Warner Bros. CEO Kevin Tsujihara, who’s been a big champion of the DC properties throughout his vast power base since his ascension to the role six years ago, is leaving the company after an investigation into alleged improper conduct that began last month.  Tsujihara was alleged to have used his influence to try to obtain roles for an actress with whom he was having an affair.  The story broke in Hollywood Reporter last month (see "Warner Bros. Head Investigated").  Tsujihara had just consolidated control over all WarnerMedia TV channels and consumer products in a reorganization.

WarnerMedia CEO John Stankey announced the Tsujihara departure in a statement Monday, according to Hollywood Reporter.  "It is in the best interest of WarnerMedia, Warner Bros., our employees and our partners for Kevin to step down as Chairman and CEO of Warner Bros.," Stankey wrote.  "Kevin has contributed greatly to the studio’s success over the past 25 years and for that we thank him. Kevin acknowledges that his mistakes are inconsistent with the Company’s leadership expectations and could impact the Company’s ability to execute going forward."

Tsujihara, one of the most powerful executives in entertainment, controlled film, television, videogames, consumer products, home entertainment, and DC Entertainment.  In that role, he’s had a profound influence on the company’s handling of the DC properties, building a successful DC film slate, expanding DC characters into a live-action and animated TV empire, overseeing the launch of DC’s new streaming service, and moving the company to Burbank from New York.

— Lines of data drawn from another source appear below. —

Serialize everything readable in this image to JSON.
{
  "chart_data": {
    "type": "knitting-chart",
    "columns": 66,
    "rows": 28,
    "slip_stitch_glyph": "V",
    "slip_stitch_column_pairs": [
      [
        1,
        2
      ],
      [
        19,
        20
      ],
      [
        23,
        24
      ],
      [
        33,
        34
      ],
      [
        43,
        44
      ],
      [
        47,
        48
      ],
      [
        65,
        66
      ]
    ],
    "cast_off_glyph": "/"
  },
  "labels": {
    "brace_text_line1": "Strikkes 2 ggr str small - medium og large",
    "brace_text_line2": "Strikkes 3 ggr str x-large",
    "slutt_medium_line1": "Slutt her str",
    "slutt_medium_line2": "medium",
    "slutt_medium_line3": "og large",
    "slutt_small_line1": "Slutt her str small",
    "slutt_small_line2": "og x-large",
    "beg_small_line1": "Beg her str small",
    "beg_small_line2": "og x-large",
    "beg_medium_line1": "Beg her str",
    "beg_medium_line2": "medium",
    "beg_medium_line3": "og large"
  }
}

Tsujihara took over as Warner Bros. CEO in 2013 (see "Kevin Tsujihara Named Warner Bros. CEO”), and was quickly seen as a supportive figure by DC.  DC Co-Publisher Jim Lee described DC’s position inside Warner Bros. under Tusjihara, who had taken over as CEO about six months before this interview (see "Interview with Didio and Lee, Part 2").

"[Then-DC CEO Diane Nelson has] been working with Kevin Tsujihara for a long time and he’s got big plans for DC," Lee told ICv2 in 2013.  "She’s in the best position she’s been in her career at DCE.  We worked with Kevin when he was Paul Levitz’s boss back in the day.  Paul reported to Kevin within the framework of DCE, so he’s very familiar with DC and all the assets we have and the way we operate and run our business.  We have the president’s ear and we’re definitely on his radar.  If you look at all the things Warner Brothers has planned, DCE, and not just the DC superheroes, but also Vertigo and Mad, are a huge part of the future growth of the company.  We’re in the best position in my history at DC as far as our future at Warner Bros."

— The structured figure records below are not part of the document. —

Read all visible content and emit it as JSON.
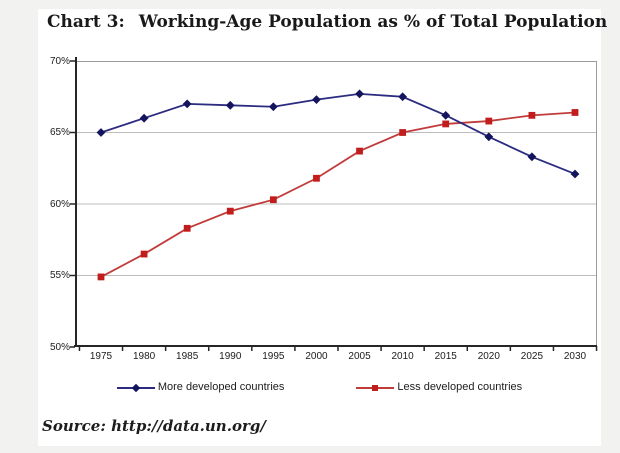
{
  "header": {
    "chart_label": "Chart 3:",
    "title": "Working-Age Population as % of Total Population"
  },
  "source_note": "Source: http://data.un.org/",
  "colors": {
    "background": "#f2f2f1",
    "card": "#ffffff",
    "grid": "#bdbdbd",
    "plot_border": "#9a9a9a",
    "axis": "#262626",
    "series_more_developed_line": "#2b2b80",
    "series_more_developed_marker": "#15155e",
    "series_less_developed_line": "#c23b3b",
    "series_less_developed_marker": "#c21d1d"
  },
  "chart_data": {
    "type": "line",
    "title": "Chart 3: Working-Age Population as % of Total Population",
    "categories": [
      "1975",
      "1980",
      "1985",
      "1990",
      "1995",
      "2000",
      "2005",
      "2010",
      "2015",
      "2020",
      "2025",
      "2030"
    ],
    "series": [
      {
        "name": "More developed countries",
        "marker": "diamond",
        "line_color": "#2b2b80",
        "marker_color": "#15155e",
        "values": [
          65.0,
          66.0,
          67.0,
          66.9,
          66.8,
          67.3,
          67.7,
          67.5,
          66.2,
          64.7,
          63.3,
          62.1
        ]
      },
      {
        "name": "Less developed countries",
        "marker": "square",
        "line_color": "#c23b3b",
        "marker_color": "#c21d1d",
        "values": [
          54.9,
          56.5,
          58.3,
          59.5,
          60.3,
          61.8,
          63.7,
          65.0,
          65.6,
          65.8,
          66.2,
          66.4
        ]
      }
    ],
    "xlabel": "",
    "ylabel": "",
    "ylim": [
      50,
      70
    ],
    "ytick_step": 5,
    "ytick_format": "percent",
    "grid": true,
    "legend_position": "bottom"
  }
}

A few months later, DC announced its move from New York to Burbank to be near Warner Bros. HQ, a move Nelson attributed to Tsujihara’s focus on the division (see "DC’s Nelson: ‘Practically We Will Not Be Missing Out on Anything’").

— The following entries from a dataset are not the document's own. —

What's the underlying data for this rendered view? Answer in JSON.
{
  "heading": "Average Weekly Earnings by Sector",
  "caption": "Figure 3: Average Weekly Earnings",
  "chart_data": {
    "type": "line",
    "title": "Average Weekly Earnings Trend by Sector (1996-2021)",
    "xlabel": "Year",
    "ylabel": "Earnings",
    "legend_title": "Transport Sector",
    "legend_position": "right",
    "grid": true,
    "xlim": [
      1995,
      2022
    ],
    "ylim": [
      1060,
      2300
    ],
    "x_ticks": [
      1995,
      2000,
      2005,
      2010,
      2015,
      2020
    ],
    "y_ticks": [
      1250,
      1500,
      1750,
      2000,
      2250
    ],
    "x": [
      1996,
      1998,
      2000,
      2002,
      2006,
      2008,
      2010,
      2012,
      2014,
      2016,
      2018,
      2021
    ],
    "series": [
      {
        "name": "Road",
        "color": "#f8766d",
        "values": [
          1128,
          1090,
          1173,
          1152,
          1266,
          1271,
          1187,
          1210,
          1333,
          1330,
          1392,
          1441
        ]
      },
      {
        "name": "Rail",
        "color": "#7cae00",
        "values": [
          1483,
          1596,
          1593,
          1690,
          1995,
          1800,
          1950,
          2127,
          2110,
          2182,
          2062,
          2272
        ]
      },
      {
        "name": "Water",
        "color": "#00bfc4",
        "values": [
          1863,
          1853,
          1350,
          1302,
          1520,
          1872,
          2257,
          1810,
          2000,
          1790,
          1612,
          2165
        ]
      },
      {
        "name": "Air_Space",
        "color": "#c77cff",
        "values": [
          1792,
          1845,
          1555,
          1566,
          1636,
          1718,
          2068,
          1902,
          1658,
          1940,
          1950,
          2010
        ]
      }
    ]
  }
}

Last fall, Tsujihara expanded Warner Bros. Consumer Products head Pam Lifford’s role to include DC Entertainment, Themed Entertainment, and Global Franchises (see "Pam Lifford New DC Boss in Warner Bros. Restructuring").  She replaced Diane Nelson, who’d left the company.

No replacement was appointed for Tsujihara, leaving a job that’s one of the best in Hollywood unfilled for now.  Whoever replaces Tsujihara will have a major impact on the most visible parts of WarnerMedia, including a key little division called DC Entertainment.